- From: Silvia Pfeiffer <silviapfeiffer1@gmail.com>
- Date: Wed, 17 Dec 2008 21:04:30 +1100
- To: "Yves Lafon" <ylafon@w3.org>
- Cc: "Geoffrey Sneddon" <foolistbar@googlemail.com>, "Media Fragment" <public-media-fragment@w3.org>
On Wed, Dec 17, 2008 at 8:24 PM, Yves Lafon <ylafon@w3.org> wrote: > On Wed, 17 Dec 2008, Silvia Pfeiffer wrote: > >> >> Ah yes, that's just the wiki page, but we will indeed put a version of >> this into the use cases and requirements section of the specification. >> >> I've added a blurb at the end of the "side conditions" section on that >> wiki page about fallback solutions. After having thought about it a >> bit more, it is probably not a good idea to do the full media resource >> download by default. For example, think about a media fragment URI to >> an offset of 15 hours into a 20 hour long video for a 2 min long >> fragment. Think about such a request on a mobile phone. With almost >> certainty, you do not want your phone to just go off and download the >> full resource instead of the 2 min excerpt. >> >> So, I think the user agent should inform the user of the failed >> fragment URI and give the user the option to get the full resource, >> but not do it by default. > > No, it would be against the "ignore what you don't know" rule. The client > will see an incoming file with a _big_ Content-Length, that let the client > decide to drop the connection to abort the transaction, but it has to be a > client-side behaviour, not a server-side one.
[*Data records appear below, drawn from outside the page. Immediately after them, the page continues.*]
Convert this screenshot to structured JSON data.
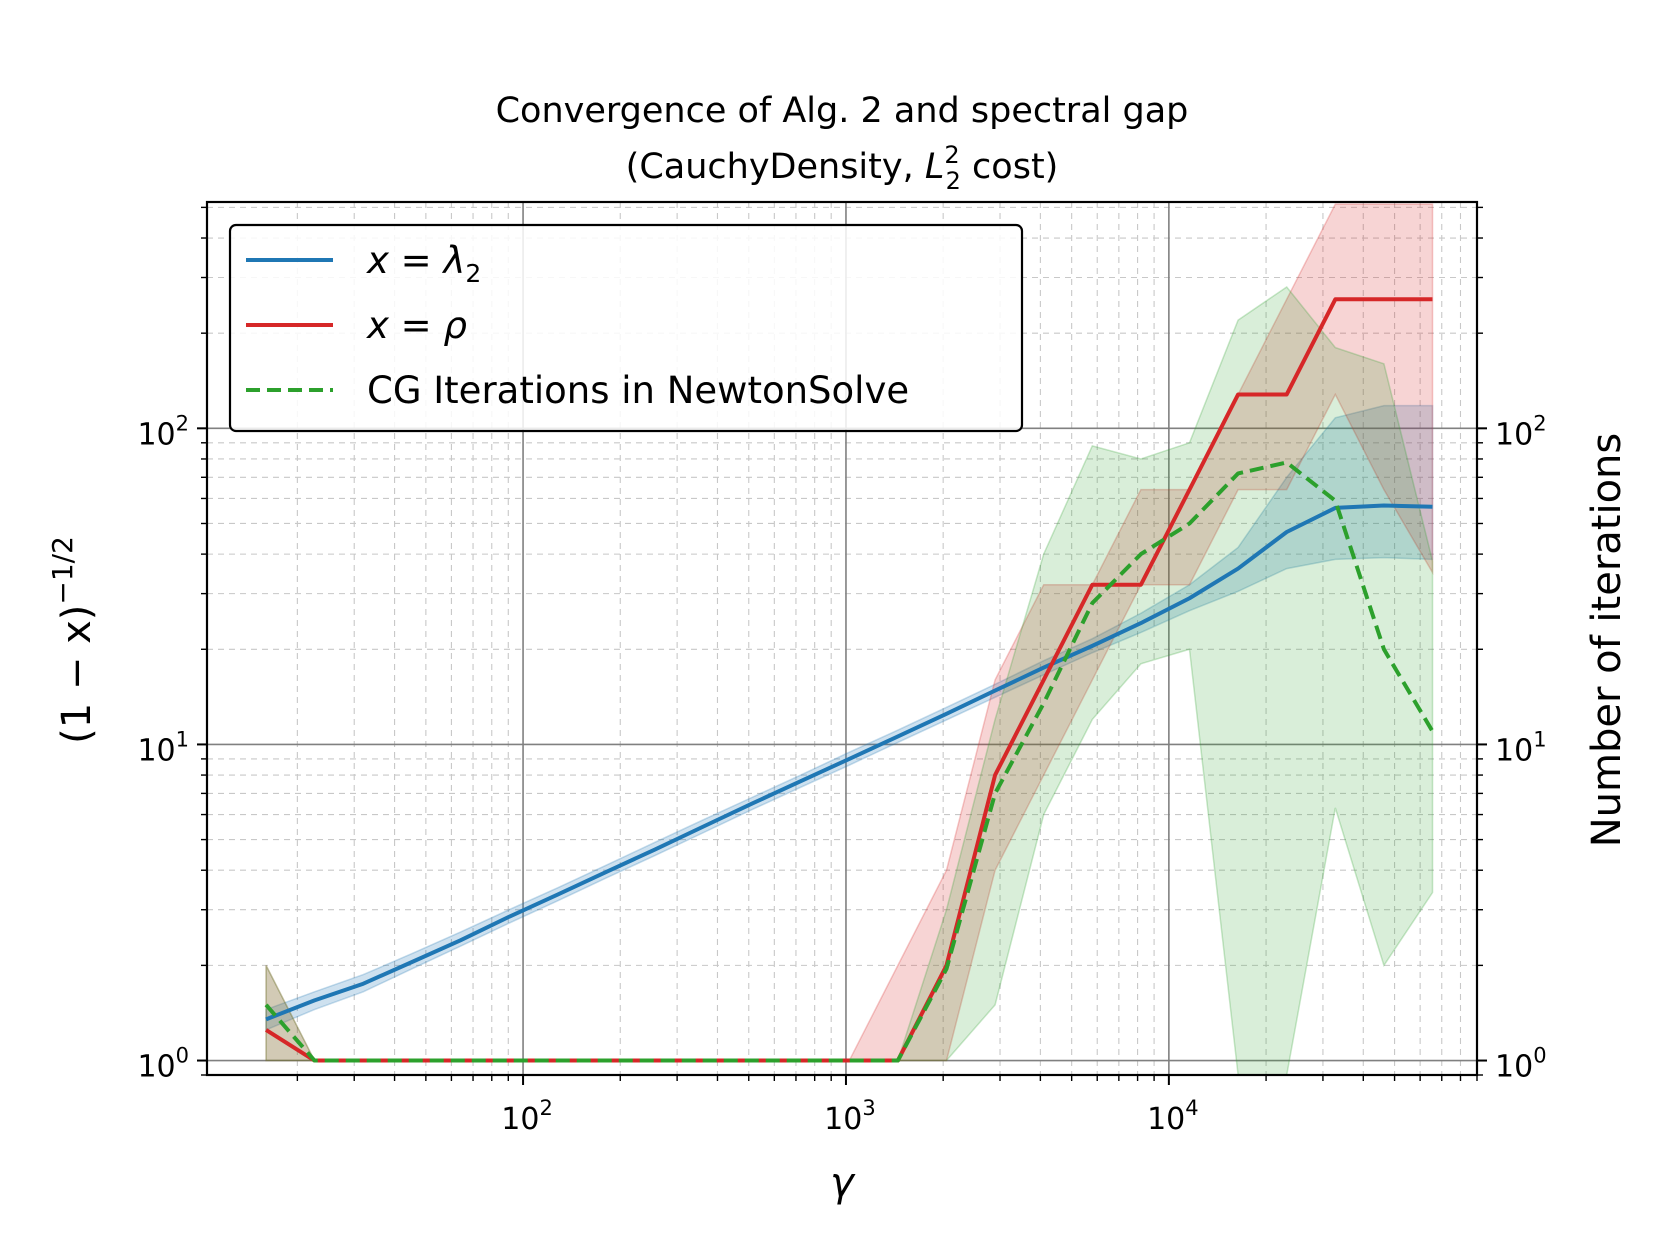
{
  "chart_data": {
    "type": "line",
    "title": "Convergence of Alg. 2 and spectral gap",
    "subtitle": {
      "prefix": "(CauchyDensity, ",
      "symbol": "L",
      "sub": "2",
      "sup": "2",
      "suffix": " cost)"
    },
    "xlabel": "γ",
    "ylabel": {
      "base": "(1 − x)",
      "exponent": "−1/2"
    },
    "y2label": "Number of iterations",
    "xscale": "log",
    "yscale": "log",
    "xlim": [
      10.5,
      90000
    ],
    "ylim": [
      0.9,
      520
    ],
    "grid": true,
    "x_ticks": [
      {
        "value": 100,
        "base": "10",
        "exp": "2"
      },
      {
        "value": 1000,
        "base": "10",
        "exp": "3"
      },
      {
        "value": 10000,
        "base": "10",
        "exp": "4"
      }
    ],
    "y_ticks": [
      {
        "value": 1,
        "base": "10",
        "exp": "0"
      },
      {
        "value": 10,
        "base": "10",
        "exp": "1"
      },
      {
        "value": 100,
        "base": "10",
        "exp": "2"
      }
    ],
    "legend_position": "top-left",
    "series": [
      {
        "name": "x = λ2",
        "legend": {
          "var": "x",
          "eq": " = ",
          "sym": "λ",
          "sub": "2"
        },
        "color": "#1f77b4",
        "dash": false,
        "x": [
          16,
          22.6,
          32,
          45.3,
          64,
          90.5,
          128,
          181,
          256,
          362,
          512,
          724,
          1024,
          1448,
          2048,
          2896,
          4096,
          5793,
          8192,
          11585,
          16384,
          23170,
          32768,
          46341,
          65536
        ],
        "y": [
          1.35,
          1.55,
          1.75,
          2.05,
          2.4,
          2.85,
          3.35,
          3.95,
          4.65,
          5.5,
          6.5,
          7.65,
          9.0,
          10.6,
          12.5,
          14.8,
          17.5,
          20.5,
          24.2,
          29.0,
          36.0,
          47.0,
          56.0,
          57.0,
          56.5
        ],
        "band_low": [
          1.25,
          1.45,
          1.65,
          1.95,
          2.3,
          2.72,
          3.2,
          3.78,
          4.45,
          5.26,
          6.22,
          7.32,
          8.6,
          10.15,
          11.95,
          14.1,
          16.6,
          19.5,
          22.6,
          26.5,
          30.5,
          36.0,
          38.5,
          39.0,
          38.5
        ],
        "band_high": [
          1.45,
          1.65,
          1.87,
          2.18,
          2.55,
          3.0,
          3.52,
          4.15,
          4.9,
          5.78,
          6.8,
          8.0,
          9.45,
          11.1,
          13.1,
          15.5,
          18.4,
          21.6,
          26.0,
          32.0,
          42.0,
          70.0,
          108.0,
          118.0,
          118.0
        ]
      },
      {
        "name": "x = ρ",
        "legend": {
          "var": "x",
          "eq": " = ",
          "sym": "ρ",
          "sub": ""
        },
        "color": "#d62728",
        "dash": false,
        "x": [
          16,
          22.6,
          32,
          45.3,
          64,
          90.5,
          128,
          181,
          256,
          362,
          512,
          724,
          1024,
          1448,
          2048,
          2896,
          4096,
          5793,
          8192,
          11585,
          16384,
          23170,
          32768,
          46341,
          65536
        ],
        "y": [
          1.25,
          1,
          1,
          1,
          1,
          1,
          1,
          1,
          1,
          1,
          1,
          1,
          1,
          1,
          2,
          8,
          16,
          32,
          32,
          64,
          128,
          128,
          256,
          256,
          256
        ],
        "band_low": [
          1,
          1,
          1,
          1,
          1,
          1,
          1,
          1,
          1,
          1,
          1,
          1,
          1,
          1,
          1,
          4,
          8,
          16,
          32,
          32,
          64,
          64,
          128,
          64,
          35
        ],
        "band_high": [
          2,
          1,
          1,
          1,
          1,
          1,
          1,
          1,
          1,
          1,
          1,
          1,
          1,
          2,
          4,
          16,
          32,
          32,
          64,
          64,
          128,
          256,
          512,
          512,
          512
        ]
      },
      {
        "name": "CG Iterations in NewtonSolve",
        "legend": {
          "var": "",
          "eq": "",
          "sym": "",
          "sub": "",
          "text": "CG Iterations in NewtonSolve"
        },
        "color": "#2ca02c",
        "dash": true,
        "x": [
          16,
          22.6,
          32,
          45.3,
          64,
          90.5,
          128,
          181,
          256,
          362,
          512,
          724,
          1024,
          1448,
          2048,
          2896,
          4096,
          5793,
          8192,
          11585,
          16384,
          23170,
          32768,
          46341,
          65536
        ],
        "y": [
          1.5,
          1,
          1,
          1,
          1,
          1,
          1,
          1,
          1,
          1,
          1,
          1,
          1,
          1,
          1.95,
          7.0,
          13.5,
          28.0,
          40.0,
          50.0,
          72.0,
          78.0,
          59.0,
          20.0,
          11.0
        ],
        "band_low": [
          1,
          1,
          1,
          1,
          1,
          1,
          1,
          1,
          1,
          1,
          1,
          1,
          1,
          1,
          1,
          1.5,
          6.0,
          12.0,
          18.0,
          20.0,
          0.9,
          0.9,
          6.3,
          2.0,
          3.4
        ],
        "band_high": [
          2,
          1,
          1,
          1,
          1,
          1,
          1,
          1,
          1,
          1,
          1,
          1,
          1,
          1,
          3.0,
          12.0,
          40.0,
          88.0,
          80.0,
          90.0,
          220.0,
          280.0,
          180.0,
          160.0,
          38.0
        ]
      }
    ]
  }
}
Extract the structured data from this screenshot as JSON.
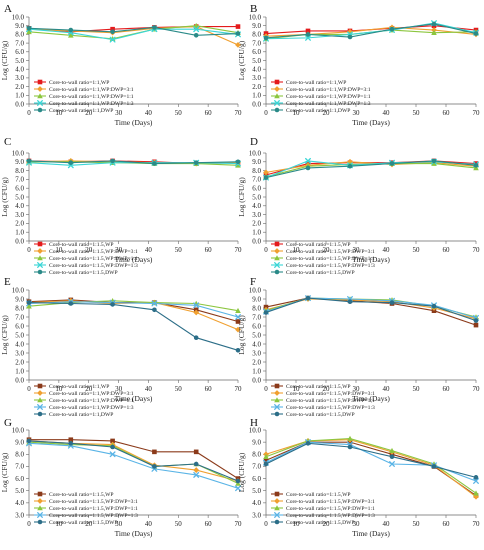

I think that's what I said (i.e. it's dealt with client-side). Except, it was my assumption that the server will 404 a media fragment request where it doesn't understand a few extra message headers. That's probably wrong and the server would by default reply with the full resource if it cannot resolve the fragment (at least in the HTTP case - not sure what happens in the RTP/RTSP case). So, I have adapted the statement on the wiki. :) Cheers, Silvia.